At its heart, Curtains Closed is a concept EP. But unlike most concept records, it doesn’t just string together lyrics under a theme. It uses every tool at James’s disposal—melody, harmony, rhythm, space, silence, and even reverb—as emotional brushstrokes. The result is a sonic landscape that doesn’t just tell a story; it feels it.
The title track, “Curtains Closed”, is the EP’s emotional centerpiece and arguably James’s most accomplished song to date. Written in just a week, it captures the raw immediacy of emotional grief while still being musically sophisticated. It incorporates unexpected metre changes, found sounds, and subtle harmonic shifts—all hallmarks of James’s distinctive style—but nothing ever feels forced. The experimental elements never overshadow the message; they support it.
In contrast, “Disembodied” throws the listener into a psychedelic, wordless soundscape. By this point in the EP, lyrics have served their purpose, and the music speaks on its own. With a quintuplet polyrhythm performed live and unquantised, and instruments interacting like characters in a surreal dream, this track offers a transcendental experience. Think Jacob Collier meets post-rock, with an emotional weight that makes every bar feel intentional.
Much of the recording took place in James’s childhood home—underneath the very bedroom where his sister once slept. This setting isn’t just symbolic; it seeps into the tracks. The upright piano used throughout is slightly out of tune, adding a natural imperfection that matches the emotional turbulence within the songs. On track five, even the reverb becomes its own instrument—dragging and colliding with overtones to create moments of chaos that perfectly mirror the turmoil of the story.
This EP doesn’t just push musical boundaries; it redefines them in subtle, emotional ways.
While James wrote all the music and lyrics, he also surrounded himself with key contributors who elevate the project. Saxophonist Reuben Selby returns for another collaboration, delivering a solo on “What am I supposed to feel?” that is both melodic and devastating. Drummer Ethan Williams brings intricate polyrhythms to life on “Disembodied”, while guitarist Oren Velasquez Hirtenstein’s solo work on track three gives the EP a powerful rock edge without disrupting its flow.

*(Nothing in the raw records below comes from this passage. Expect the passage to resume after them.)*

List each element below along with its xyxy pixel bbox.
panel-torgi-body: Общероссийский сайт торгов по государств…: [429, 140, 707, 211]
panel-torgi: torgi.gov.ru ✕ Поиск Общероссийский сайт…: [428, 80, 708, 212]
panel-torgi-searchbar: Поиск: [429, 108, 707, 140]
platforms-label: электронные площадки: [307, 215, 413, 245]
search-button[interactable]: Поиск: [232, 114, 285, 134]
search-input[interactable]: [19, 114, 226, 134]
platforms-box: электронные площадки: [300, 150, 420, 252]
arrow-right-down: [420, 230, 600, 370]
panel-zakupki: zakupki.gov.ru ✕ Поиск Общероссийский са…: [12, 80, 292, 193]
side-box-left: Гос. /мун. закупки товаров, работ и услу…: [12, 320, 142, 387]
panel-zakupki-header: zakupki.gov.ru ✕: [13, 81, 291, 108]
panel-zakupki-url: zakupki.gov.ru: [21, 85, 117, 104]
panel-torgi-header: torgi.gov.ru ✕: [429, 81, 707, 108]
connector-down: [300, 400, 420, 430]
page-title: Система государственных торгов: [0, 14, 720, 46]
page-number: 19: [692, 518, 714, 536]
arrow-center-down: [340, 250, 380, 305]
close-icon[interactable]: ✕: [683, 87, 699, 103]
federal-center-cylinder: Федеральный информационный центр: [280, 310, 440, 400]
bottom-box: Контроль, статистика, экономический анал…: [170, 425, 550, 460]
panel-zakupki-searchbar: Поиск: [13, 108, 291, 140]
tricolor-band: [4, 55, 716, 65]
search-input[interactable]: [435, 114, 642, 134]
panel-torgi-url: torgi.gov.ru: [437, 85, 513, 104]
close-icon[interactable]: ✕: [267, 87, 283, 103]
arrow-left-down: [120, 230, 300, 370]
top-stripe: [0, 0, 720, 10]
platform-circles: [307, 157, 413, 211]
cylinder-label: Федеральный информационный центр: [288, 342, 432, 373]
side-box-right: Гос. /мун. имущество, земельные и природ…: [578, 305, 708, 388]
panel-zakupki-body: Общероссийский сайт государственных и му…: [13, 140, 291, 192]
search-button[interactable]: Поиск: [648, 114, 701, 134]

Each artist adds to James’s vision without taking away from the singular voice at the center of the story.
James Percival isn’t interested in fitting into boxes. He says it best himself: “In a world that demands that albums and EPs must be musically unified in the same sound and genre, I choose to be different. Not because I think I am better than anyone else but because I cannot write any other way.” That philosophy runs through every second of Curtains Closed. The EP doesn’t pretend to be neat or polished. It’s real. It’s jagged in all the ways grief can be.